This week’s AI Research Review is Towards Contextual Spelling Correction for Customization of End-to-end Speech Recognition Systems.
What’s Exciting About this Paper
This paper proposed a general ASR biasing solution that is domain-insensitive and can be adopted in different scenarios.
The Auto Regressive model achieved 51% relative Word Error Rate (WER) reduction on rare words or proper nouns.
The authors proposed a novel approach to handle large context phrase lists both during training and inference to improve efficiency and scalability.
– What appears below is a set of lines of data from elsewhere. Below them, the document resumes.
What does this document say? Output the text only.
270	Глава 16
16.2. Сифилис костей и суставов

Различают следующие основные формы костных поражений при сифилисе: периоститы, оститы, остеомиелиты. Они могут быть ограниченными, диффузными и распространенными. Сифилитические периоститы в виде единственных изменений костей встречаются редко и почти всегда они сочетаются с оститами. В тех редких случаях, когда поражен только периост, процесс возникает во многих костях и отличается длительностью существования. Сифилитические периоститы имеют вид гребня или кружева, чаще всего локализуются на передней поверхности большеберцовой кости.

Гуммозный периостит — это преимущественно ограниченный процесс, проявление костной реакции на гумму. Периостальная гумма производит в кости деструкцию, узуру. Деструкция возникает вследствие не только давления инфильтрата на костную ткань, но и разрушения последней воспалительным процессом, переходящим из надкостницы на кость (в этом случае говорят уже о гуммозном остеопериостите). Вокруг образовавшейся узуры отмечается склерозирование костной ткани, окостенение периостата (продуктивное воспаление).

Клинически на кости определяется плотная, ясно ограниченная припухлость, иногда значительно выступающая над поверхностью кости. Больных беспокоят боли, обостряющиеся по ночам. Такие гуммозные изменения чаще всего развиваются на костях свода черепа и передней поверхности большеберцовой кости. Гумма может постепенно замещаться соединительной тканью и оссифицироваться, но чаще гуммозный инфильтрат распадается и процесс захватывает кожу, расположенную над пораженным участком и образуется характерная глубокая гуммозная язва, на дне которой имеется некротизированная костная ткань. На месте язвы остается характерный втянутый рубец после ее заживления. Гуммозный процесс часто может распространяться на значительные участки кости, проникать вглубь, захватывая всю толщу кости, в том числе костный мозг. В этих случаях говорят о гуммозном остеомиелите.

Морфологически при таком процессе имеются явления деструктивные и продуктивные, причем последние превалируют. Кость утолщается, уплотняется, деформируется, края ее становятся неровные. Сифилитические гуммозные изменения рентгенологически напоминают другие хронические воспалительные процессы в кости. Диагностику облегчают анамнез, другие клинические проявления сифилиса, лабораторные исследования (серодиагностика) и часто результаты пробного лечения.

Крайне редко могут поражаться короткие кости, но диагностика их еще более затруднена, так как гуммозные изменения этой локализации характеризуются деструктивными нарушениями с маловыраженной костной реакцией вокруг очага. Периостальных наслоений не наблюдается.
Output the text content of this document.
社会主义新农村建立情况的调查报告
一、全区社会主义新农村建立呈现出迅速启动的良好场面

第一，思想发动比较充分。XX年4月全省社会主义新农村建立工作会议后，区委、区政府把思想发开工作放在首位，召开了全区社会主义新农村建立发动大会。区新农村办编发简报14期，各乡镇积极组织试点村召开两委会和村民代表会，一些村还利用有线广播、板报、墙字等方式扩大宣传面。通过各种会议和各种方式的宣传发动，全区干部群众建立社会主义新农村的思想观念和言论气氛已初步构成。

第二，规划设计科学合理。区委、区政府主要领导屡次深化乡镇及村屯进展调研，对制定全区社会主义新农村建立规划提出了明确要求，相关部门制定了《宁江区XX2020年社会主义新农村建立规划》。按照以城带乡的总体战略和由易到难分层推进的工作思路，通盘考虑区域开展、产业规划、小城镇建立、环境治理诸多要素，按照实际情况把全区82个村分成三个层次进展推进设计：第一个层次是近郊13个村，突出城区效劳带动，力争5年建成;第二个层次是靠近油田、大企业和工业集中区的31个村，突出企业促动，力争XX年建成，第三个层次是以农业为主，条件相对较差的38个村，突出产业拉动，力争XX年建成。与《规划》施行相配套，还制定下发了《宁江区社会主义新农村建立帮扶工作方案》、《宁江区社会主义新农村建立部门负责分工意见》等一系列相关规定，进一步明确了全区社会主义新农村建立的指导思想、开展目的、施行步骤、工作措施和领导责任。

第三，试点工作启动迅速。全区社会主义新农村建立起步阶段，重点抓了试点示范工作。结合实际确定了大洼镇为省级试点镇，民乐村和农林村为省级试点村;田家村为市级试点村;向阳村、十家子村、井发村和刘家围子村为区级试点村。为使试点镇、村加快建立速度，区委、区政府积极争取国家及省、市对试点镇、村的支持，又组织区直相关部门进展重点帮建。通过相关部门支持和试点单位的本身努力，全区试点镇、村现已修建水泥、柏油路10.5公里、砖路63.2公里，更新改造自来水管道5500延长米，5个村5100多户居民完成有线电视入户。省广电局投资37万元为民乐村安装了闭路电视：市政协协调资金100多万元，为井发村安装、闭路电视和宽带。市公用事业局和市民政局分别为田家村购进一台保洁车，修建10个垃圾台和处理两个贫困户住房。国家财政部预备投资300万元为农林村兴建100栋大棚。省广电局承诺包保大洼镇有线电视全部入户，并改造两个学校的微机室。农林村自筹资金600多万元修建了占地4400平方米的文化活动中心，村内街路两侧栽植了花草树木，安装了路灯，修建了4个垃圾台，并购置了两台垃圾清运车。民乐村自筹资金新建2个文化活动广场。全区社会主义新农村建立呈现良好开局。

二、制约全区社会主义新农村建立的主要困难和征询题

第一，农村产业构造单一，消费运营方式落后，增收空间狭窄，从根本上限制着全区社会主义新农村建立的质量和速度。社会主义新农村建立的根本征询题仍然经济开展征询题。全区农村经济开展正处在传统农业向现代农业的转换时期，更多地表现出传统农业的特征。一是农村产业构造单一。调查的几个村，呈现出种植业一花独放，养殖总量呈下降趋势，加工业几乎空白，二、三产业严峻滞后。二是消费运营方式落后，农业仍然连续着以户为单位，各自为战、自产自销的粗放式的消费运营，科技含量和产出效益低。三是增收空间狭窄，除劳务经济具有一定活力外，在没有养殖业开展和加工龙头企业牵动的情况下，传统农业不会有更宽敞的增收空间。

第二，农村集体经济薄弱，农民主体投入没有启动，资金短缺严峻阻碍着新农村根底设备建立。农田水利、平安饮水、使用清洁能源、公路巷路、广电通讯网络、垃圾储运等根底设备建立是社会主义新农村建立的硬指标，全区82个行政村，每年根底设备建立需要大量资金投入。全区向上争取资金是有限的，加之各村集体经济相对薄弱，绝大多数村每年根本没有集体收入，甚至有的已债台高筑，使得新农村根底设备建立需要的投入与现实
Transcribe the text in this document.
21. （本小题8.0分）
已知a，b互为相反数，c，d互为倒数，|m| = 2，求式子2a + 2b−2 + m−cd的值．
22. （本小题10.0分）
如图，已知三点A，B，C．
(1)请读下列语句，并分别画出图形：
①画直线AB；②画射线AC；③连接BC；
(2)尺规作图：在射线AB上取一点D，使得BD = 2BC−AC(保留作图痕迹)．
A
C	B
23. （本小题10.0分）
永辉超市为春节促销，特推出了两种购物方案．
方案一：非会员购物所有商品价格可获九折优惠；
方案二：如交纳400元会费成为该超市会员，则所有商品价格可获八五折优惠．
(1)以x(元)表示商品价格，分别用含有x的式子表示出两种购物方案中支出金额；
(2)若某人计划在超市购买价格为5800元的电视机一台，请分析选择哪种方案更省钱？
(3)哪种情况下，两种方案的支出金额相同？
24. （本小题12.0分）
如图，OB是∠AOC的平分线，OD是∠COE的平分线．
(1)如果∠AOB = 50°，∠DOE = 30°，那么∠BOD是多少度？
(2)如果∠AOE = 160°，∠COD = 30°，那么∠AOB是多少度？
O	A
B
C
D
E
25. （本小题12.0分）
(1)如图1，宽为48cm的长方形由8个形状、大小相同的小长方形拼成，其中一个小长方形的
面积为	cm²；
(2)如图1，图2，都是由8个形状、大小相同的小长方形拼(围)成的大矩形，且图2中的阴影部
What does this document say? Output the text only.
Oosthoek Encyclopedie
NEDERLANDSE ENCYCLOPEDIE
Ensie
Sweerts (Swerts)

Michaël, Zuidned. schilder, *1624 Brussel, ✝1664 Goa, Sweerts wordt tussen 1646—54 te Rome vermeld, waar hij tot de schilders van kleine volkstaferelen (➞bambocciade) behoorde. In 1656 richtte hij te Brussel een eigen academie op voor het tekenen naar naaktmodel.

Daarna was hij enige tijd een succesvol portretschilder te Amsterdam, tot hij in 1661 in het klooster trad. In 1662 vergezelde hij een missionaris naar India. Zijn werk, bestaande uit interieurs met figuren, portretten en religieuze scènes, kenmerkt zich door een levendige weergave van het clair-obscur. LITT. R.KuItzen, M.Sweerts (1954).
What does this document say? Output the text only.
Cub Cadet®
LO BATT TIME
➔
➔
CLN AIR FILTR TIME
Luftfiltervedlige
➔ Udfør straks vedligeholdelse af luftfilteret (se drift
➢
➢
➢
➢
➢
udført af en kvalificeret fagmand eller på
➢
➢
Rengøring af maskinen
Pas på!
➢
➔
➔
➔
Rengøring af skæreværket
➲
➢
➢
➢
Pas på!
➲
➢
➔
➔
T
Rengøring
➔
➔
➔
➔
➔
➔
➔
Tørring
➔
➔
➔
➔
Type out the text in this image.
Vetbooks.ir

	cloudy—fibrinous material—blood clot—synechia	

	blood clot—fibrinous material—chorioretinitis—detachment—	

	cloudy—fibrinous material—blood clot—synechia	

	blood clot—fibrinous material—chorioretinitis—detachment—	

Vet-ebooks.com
This is a seq2seq model that corrects spelling of rare words or proper nouns by paying attention to both ASR hypotheses and external context words/phrases. The authors proposed a novel approach to handle large context phrase lists both during training and inference to improve efficiency and scalability.
The best WER reduction was achieved by combining Shallow Fusion and Contextual Spelling Correction. The model works really well on the high OOV rate test set, which indicates that the model learns error patterns in subword level rather than word level.
ASR biasing as a post-processing is a reasonable choice to improve proper noun detection in end-to-end ASR compared to biasing the ASR encoder (e.g., Contextual RNN-T, CLAS).
Although both of the AR and NAR solutions work really well to reduce proper noun WER, the NAR model speeds up inference by 2.1 times.